Detroit, especially the Motor City as it began to ride into the Roaring Twenties, was not going to allow itself to be passed up by other cities. By 1910, Detroit had grown to more than 465,000 people. "Detroit," Burton wrote, "came to be sadly in need of a building which should be a center for the artistic activities of the city, a research institution for people of all classes and vocations, where the spirit of civic growth and prosperity could be nurtured, and a manifestation of the intellectual development of the community.
"As there was no room in Center Park for additions to the old building, the subject of obtaining a new site and erecting a new building came up for discussion in the newspapers and among interested citizens."
In March 1910, after some surprising opposition, the Common Council voted to accept an offer from steel magnate Andrew Carnegie to provide money to go toward improving the Detroit library system. Following two years of court cases and legal mumbo jumbo, the city finally got the go-ahead to start issuing bonds and moved ahead with building a replacement for the structure downtown, a building that was still only 35 years old.
Because Detroit was expanding north, up Woodward, it was decided that the library should be located north of downtown, too. At the same time that a push for a new library was going on, there was a push to build a new art museum to replace the old Detroit Museum of Art. Wealthy citizens had bought two blocks on the east side of Woodward between Putnam and Ferry, and it was soon decided that the new library should be located across the street, on the block bounded by Cass and Woodward avenues and Kirby and Putnam. It would cost nearly a half-million dollars (more than $11.1 million today) to secure just the land alone. Detroit wasn't being cheap anymore.
Once the land was taken care of, the library commission set out to study the best modern libraries across the country. Then a design competition was held with two rounds, the first being open to only Detroit architects. From the first round, two Detroiters were selected to compete with designs submitted from around the country. In the end, Cass Gilbert of New York - who had designed St. Louis' library and such landmarks as the Woolworth Building in New York - was chosen "by an impartial jury of experts," Burton noted. Gilbert would later design such landmarks as the U.S. Supreme Court and the James Scott Memorial Fountain on Belle Isle.

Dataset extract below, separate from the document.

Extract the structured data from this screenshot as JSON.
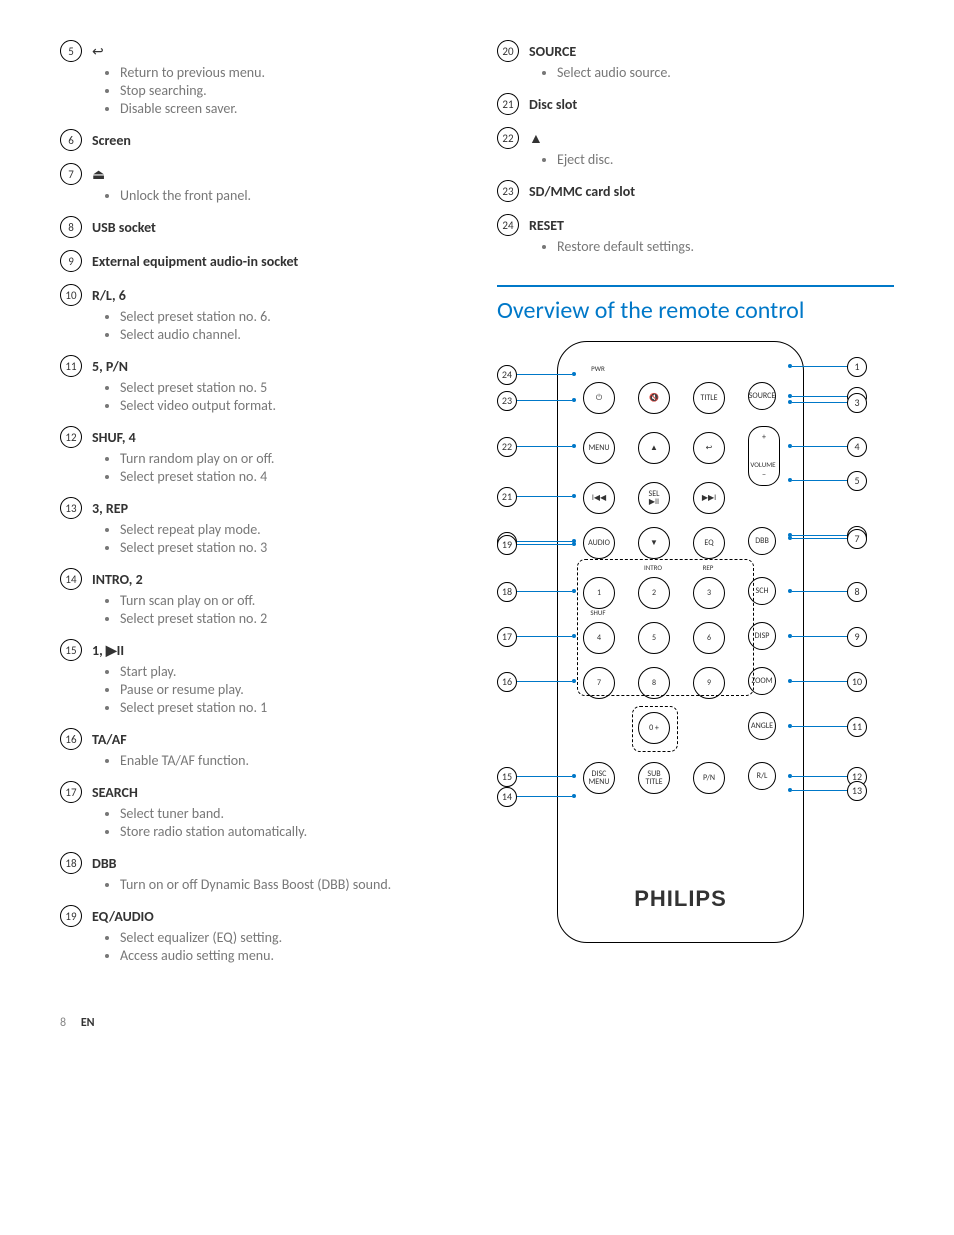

The new Detroit library's cornerstone was laid Nov. 1, 1917, and the building finally opened in March 1921 - more than two decades after talk began about replacing the old library downtown. The price tag: nearly $3 million (nearly $38.45 million today) - nearly 20 times more than was spent on the old building.
By 1921, the main library was home to more than half a million books.
The old library became the Center Park Branch library. In 1931, in the height of Art Deco mania, the stately old library was demolished to make way for what is today known as the Skillman Library branch. Deemed to be less old-fashioned than the old building, the new structure opened as the Downtown Library on opened Jan. 4, 1932.